B. Individual Incentive Plans – this rewards individual performance on real time basis
for meeting a goal or hitting a target.
C. Group Incentives – these are given when its difficult to measure individual output or
when it is necessary done by groups.

3. Performance based rewards – this motivates the employees to wok harder and to have
an excellent performance to achieve the award.
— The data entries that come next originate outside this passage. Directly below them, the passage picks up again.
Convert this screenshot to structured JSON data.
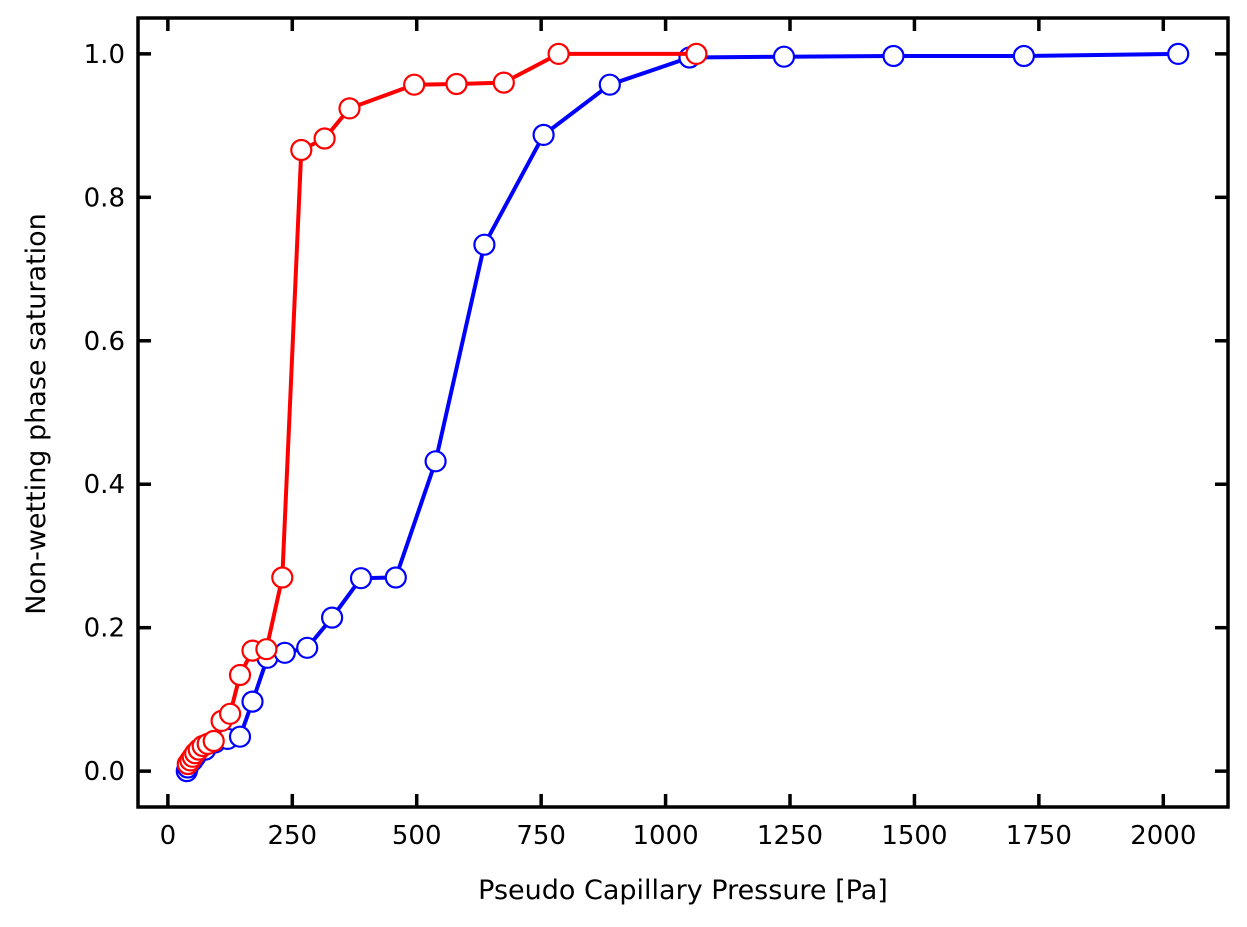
{
  "chart_data": {
    "type": "line",
    "xlabel": "Pseudo Capillary Pressure [Pa]",
    "ylabel": "Non-wetting phase saturation",
    "xlim": [
      -60,
      2130
    ],
    "ylim": [
      -0.05,
      1.05
    ],
    "xticks": [
      0,
      250,
      500,
      750,
      1000,
      1250,
      1500,
      1750,
      2000
    ],
    "yticks": [
      0.0,
      0.2,
      0.4,
      0.6,
      0.8,
      1.0
    ],
    "xtick_labels": [
      "0",
      "250",
      "500",
      "750",
      "1000",
      "1250",
      "1500",
      "1750",
      "2000"
    ],
    "ytick_labels": [
      "0.0",
      "0.2",
      "0.4",
      "0.6",
      "0.8",
      "1.0"
    ],
    "grid": false,
    "marker": "open-circle",
    "series": [
      {
        "color": "#0000ff",
        "x": [
          38,
          40,
          42,
          45,
          50,
          55,
          60,
          75,
          95,
          120,
          145,
          170,
          200,
          235,
          280,
          330,
          388,
          458,
          538,
          636,
          755,
          888,
          1048,
          1238,
          1458,
          1720,
          2030
        ],
        "y": [
          0.0,
          0.005,
          0.01,
          0.012,
          0.015,
          0.02,
          0.025,
          0.03,
          0.04,
          0.045,
          0.048,
          0.097,
          0.158,
          0.165,
          0.172,
          0.214,
          0.269,
          0.27,
          0.432,
          0.734,
          0.887,
          0.957,
          0.995,
          0.996,
          0.997,
          0.997,
          1.0
        ]
      },
      {
        "color": "#ff0000",
        "x": [
          40,
          45,
          50,
          55,
          62,
          70,
          80,
          92,
          108,
          125,
          145,
          170,
          198,
          230,
          268,
          315,
          365,
          495,
          580,
          675,
          785,
          1062
        ],
        "y": [
          0.01,
          0.015,
          0.02,
          0.025,
          0.03,
          0.035,
          0.038,
          0.042,
          0.07,
          0.08,
          0.134,
          0.168,
          0.17,
          0.27,
          0.866,
          0.882,
          0.924,
          0.957,
          0.958,
          0.96,
          1.0,
          1.0
        ]
      }
    ]
  }
}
4. Spot bonuses – these are spontaneous incentives awarded to individual for
accomplishment not readily measured by a standard.
5. Skill and Knowledge–based pay/Competency based-pay – this sets pay level on the
basis of how many skills an employee has or how many job he/she can do.
6. Merit pay plans – this is usually awarded to employees on the basis of the relative of
their contribution.
7. Profit sharing – this happens at the end of the year, in which some portion of the
company’s profit is distributed to all the employees.
8. Stock ownership plans – employees receive a claim of ownership of some portion of
the stock held by the company based on seniority and performance.
9. Executive Compensation
A. Base pay – a guaranteed amount of money that the consecutive will get from the
company.
B. Incentive Pay – this is established to give company executives the option to buy
company stocks on the future at predetermined fixed price.